If the systems are resourced to enable the UK to take decisions within ideally six to eight weeks, but certainly less than six months, it "would become less of a draw for people who don’t have other reasons to come to the UK," she said.

"We feel, that if you are going to be here for years, you are going to be housed, fed, your children will be educated, your medical needs will be cared for [is a significant driver] And that will be the case for years," Ms Moreton told The National.

"That has to be a driver. There are lots of other drivers. I’m not suggesting that’s the only one. But that’s got to be quite a big pull."

There are many reasons people do travel to the UK, including family ties, or because they already speak English.

"There are lots of reasons behind it. There is not one simple easy answer to this.

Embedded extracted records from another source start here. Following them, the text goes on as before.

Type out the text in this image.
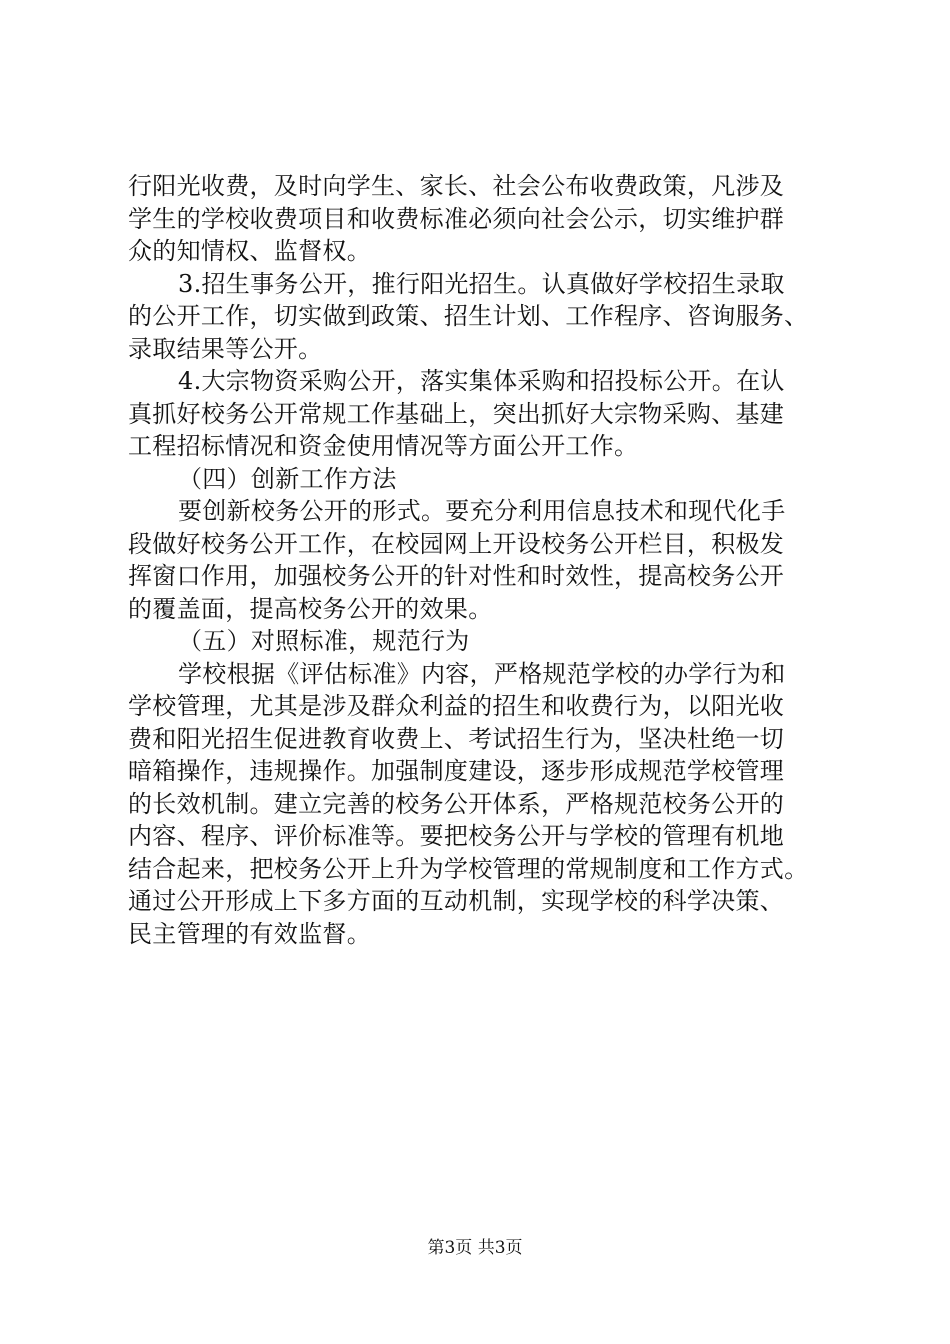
行阳光收费，及时向学生、家长、社会公布收费政策，凡涉及
学生的学校收费项目和收费标准必须向社会公示，切实维护群
众的知情权、监督权。
3.招生事务公开，推行阳光招生。认真做好学校招生录取
的公开工作，切实做到政策、招生计划、工作程序、咨询服务、
录取结果等公开。
4.大宗物资采购公开，落实集体采购和招投标公开。在认
真抓好校务公开常规工作基础上，突出抓好大宗物采购、基建
工程招标情况和资金使用情况等方面公开工作。
（四）创新工作方法
要创新校务公开的形式。要充分利用信息技术和现代化手
段做好校务公开工作，在校园网上开设校务公开栏目，积极发
挥窗口作用，加强校务公开的针对性和时效性，提高校务公开
的覆盖面，提高校务公开的效果。
（五）对照标准，规范行为
学校根据《评估标准》内容，严格规范学校的办学行为和
学校管理，尤其是涉及群众利益的招生和收费行为，以阳光收
费和阳光招生促进教育收费上、考试招生行为，坚决杜绝一切
暗箱操作，违规操作。加强制度建设，逐步形成规范学校管理
的长效机制。建立完善的校务公开体系，严格规范校务公开的
内容、程序、评价标准等。要把校务公开与学校的管理有机地
结合起来，把校务公开上升为学校管理的常规制度和工作方式。
通过公开形成上下多方面的互动机制，实现学校的科学决策、
民主管理的有效监督。
第3页 共3页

"If there was, people would have done it before. And if you are going to spend all that money. And it’s millions upon millions into France, into Rwanda outsourcing the problem. Perhaps one alternative might be to spend that money in the UK.

"It’s the only thing we have control over."

Official figures recently revealed that more than 100,000 migrants have crossed the Channel on small boats from France to south-east England since Britain began publicly recording arrivals in 2018.

The route across one of the world's busiest shipping lanes has repeatedly proved perilous, with numerous boats capsizes and scores of migrants drowning in the waters over the past decade.

Prime Minister Rishi Sunak has made stopping the boats one of his top five priorities ahead of next year’s general election.

He was recently warned that he must look beyond Britain's borders to find a solution to the small boats crisis.

Experts told The National that collaboration with Europe and further afield, including trying to cut off migrants at source by helping to improve conditions in their homelands, was the only way he would reduce illegal migration.